Spiros Stathoulopoulo, Meteora
The enduring power of eternal love
“Yes, happiness and grace will accompany me every day of my life.
And I will dwell in the house of the Lord until the end of my days.
The Lord is my shepherd, I lack nothing.”
SPIROS STATHOULOPOULOS’ METEORA is the simple and yet exquisitely beautiful tale of the trials and tribulations of the human heart. Blending animation with moving image, the film explores the forbidden relationship between a Greek monk, Theodoros, and a Russian nun, Urania, set amidst the stunning backdrop of the monastery complex, Metéora, which translates as “floating” or “suspended in the air” and symbolizes its physical isolation from the world of man and its spiritual closeness to the realm of God.

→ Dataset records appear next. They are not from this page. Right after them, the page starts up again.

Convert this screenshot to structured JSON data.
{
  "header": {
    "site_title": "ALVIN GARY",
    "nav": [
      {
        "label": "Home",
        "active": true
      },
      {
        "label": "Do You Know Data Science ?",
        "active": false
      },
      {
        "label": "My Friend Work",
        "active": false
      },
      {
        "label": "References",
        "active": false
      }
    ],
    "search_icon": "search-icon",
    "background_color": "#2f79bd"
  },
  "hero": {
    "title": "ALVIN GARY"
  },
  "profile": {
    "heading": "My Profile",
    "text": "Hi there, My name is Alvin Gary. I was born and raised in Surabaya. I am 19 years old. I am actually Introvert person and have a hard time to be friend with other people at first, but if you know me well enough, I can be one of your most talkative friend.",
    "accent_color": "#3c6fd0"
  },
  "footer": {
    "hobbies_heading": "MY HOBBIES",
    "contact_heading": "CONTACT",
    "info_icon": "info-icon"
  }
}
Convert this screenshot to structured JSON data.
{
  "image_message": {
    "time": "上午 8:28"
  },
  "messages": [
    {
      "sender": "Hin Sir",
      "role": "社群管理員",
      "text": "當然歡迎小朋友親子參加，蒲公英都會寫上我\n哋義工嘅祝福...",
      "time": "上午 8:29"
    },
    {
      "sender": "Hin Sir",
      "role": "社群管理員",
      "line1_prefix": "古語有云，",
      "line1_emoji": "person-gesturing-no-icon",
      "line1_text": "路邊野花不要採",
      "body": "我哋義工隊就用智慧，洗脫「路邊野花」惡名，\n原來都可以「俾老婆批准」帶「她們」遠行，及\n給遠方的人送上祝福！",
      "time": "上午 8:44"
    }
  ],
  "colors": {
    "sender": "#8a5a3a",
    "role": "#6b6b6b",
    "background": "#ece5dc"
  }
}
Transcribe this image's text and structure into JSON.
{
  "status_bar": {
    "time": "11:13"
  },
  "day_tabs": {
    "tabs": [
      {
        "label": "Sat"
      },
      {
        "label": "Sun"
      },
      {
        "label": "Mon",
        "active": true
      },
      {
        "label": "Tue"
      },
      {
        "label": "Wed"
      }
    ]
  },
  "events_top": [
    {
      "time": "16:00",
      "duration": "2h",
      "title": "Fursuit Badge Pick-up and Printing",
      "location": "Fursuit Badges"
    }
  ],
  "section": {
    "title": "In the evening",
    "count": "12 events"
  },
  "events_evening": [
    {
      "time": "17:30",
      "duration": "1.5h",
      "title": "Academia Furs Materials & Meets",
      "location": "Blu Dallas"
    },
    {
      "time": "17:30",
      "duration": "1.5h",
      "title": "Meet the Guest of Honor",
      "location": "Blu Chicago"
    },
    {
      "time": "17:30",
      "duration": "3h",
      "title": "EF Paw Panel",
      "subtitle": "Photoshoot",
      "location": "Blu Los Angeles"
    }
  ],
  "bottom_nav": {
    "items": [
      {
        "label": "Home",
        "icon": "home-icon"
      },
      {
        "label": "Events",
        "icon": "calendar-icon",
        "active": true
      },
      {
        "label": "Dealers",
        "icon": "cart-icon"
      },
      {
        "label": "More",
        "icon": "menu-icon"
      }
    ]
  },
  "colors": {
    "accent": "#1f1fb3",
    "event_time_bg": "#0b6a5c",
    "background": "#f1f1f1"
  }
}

Reminiscent to the Italian arthouse film, Le Quattro Volte, in terms of its elegance and pacing, Meteora is a love letter to art, faith and life itself, exemplified both by its sumptuous montage and the eternal conundrum of whether or not it is sinful to partake of passionate enjoyment of the flesh.
Oscillating between documentary-style footage of daily peasant life and majestic photographic vistas of the Thessalyian rock pinnacles subsumed in sunlight, mist and shadows, Spiros Stathoulopoulos’ cinematic project is a visually stunning masterpiece.
The film opens with an understated scene in which the two protagonists exchange prayer beads and bless each other at the foot of their respective cenobia—the Monastery of the Holy Trinity and the Agios Stefano Convent. Their shyness and yet apparent mutual attraction are enthralling and already we are hooked by our fascination with that most potent and powerful human feeling of all: sexual desire.
We then witness them partaking of a picnic, making small talk and nibbling on meat and bread, with occasional slugs of wine. These are basic human acts and yet they are loaded with emotional nuance. Theodoros wants to know what is the colour of Urania’s hair but she will not tell him. Finally, the tension is too much and he embraces her—she protests but then yields to his advances. He pushes back her bandeau and her auburn hair haemorrhages into his hands.
Throughout the film, the irony is not wasted as the two lovers communicate by use of the reflected light from the religious icons that they ordinarily kiss and pray before, which darts and dances upon the walls of their hermetic cells.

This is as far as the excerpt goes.